Loan Servicers Target Cyber Security Threats

LOS ANGELES–As cyber threats grow and evolve, loan servicers need actively identify and neutralize attacks, panelists said here at the MBA Commercial/Multifamily Servicing and Technology Conference.

Christopher Fielder, Director of Digital & Technology with CBRE Loan Services, Houston, said cyber attacks have become pervasive. “Attacks are going on every day,” he said. “It can be as easy as someone clicking on an email link they should not have clicked and a compromise is made. Those are very difficult to catch. Companies rely on their Information Security and IT departments to catch those things, but it’s really everybody in this room; it’s our responsibility, too.”

The threat from “phishing” emails–fraudulent messages designed to trick a reader into clicking a malicious link or revealing personal information–is growing. Smekens cited FBI statistics saying 80 percent of people will not click on a phishing link, but 4 percent of people will click on every link in an email. “It’s finding that 4 percent that is critical,” he said. “That’s who you’re trying to find.”

Phishers have grown significantly more sophisticated recently. “It’s no longer easy to detect because of bad spelling or wrong terminology; they are starting to learn our lingo,” said Amy Frazey, Assistant Vice President of Investment Administration with StanCorp Mortgage Investors, Hillsboro, Ore.

PGIM Real Estate Finance President Joni Brown-Haas reported her firm’s Chief Information Officer shares examples of what phishing requests look like, “so people have their antenna up looking for things that just don’t feel right,” she said.

There are three basic elements to cyber security controls, Bellwether Enterprise Real Estate Capital IT Developer Troy Smekens said. “First, have prevention measures in place. The second element is detection, being able to detect any attempted breaches. The third is the human element; you don’t want that to be the weak link,” he said. “So having people educated on threats is crucial.”

Berkadia Chief Information Security Officer Thomas Dryden agreed a firm’s staffers represent its first line of defense. “I call it a ‘human firewall’,” he said.

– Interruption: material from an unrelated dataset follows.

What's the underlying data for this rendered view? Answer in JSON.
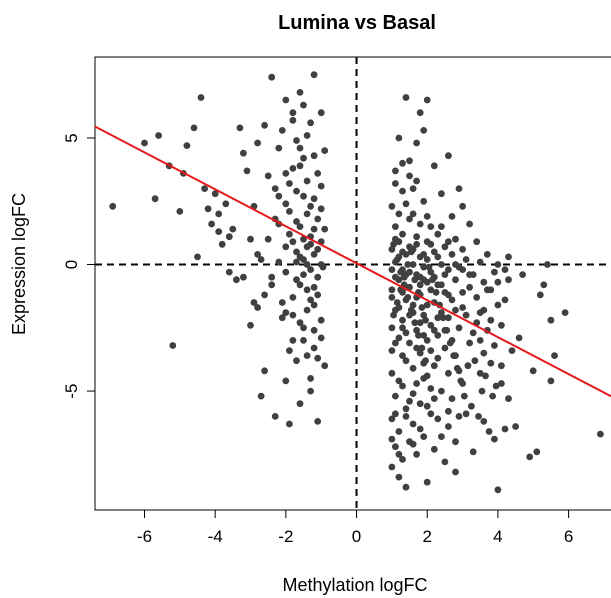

Panelists said their firms have mandatory safety awareness training for new employees and refresher courses at least annually for all employees. “Information security awareness needs to be a core value of your organization,” Dryden said. “It must be supported by those in the corner office.” In addition to regular information security awareness training for all employees, Berkadia holds an annual “Information Security Month” in October where it highlights security awareness with posters and brown-bag lunch discussions, he said.

Identity management represents another security challenge, Dryden noted. He recommended firms use multifactor identification before allowing anyone access to its system. “It’s essentially a code from a second source [to verify the person is a legitimate employee].” He noted some firms use biometrics, generally an iris scan or a thumbprint, before allowing access to their network. Others require confirmation from an app or the employee’s mobile phone.

Because they regularly handle money, servicers in particular need to watch for potentially fraudulent financial requests. “You don’t want to send funds via wire just because someone says to [in an email],” Fielder said. “First, you should make a call [to the person who requested the funds] and have a conversation about it. Most borrowers appreciate that because they don’t want anything bad to happen.”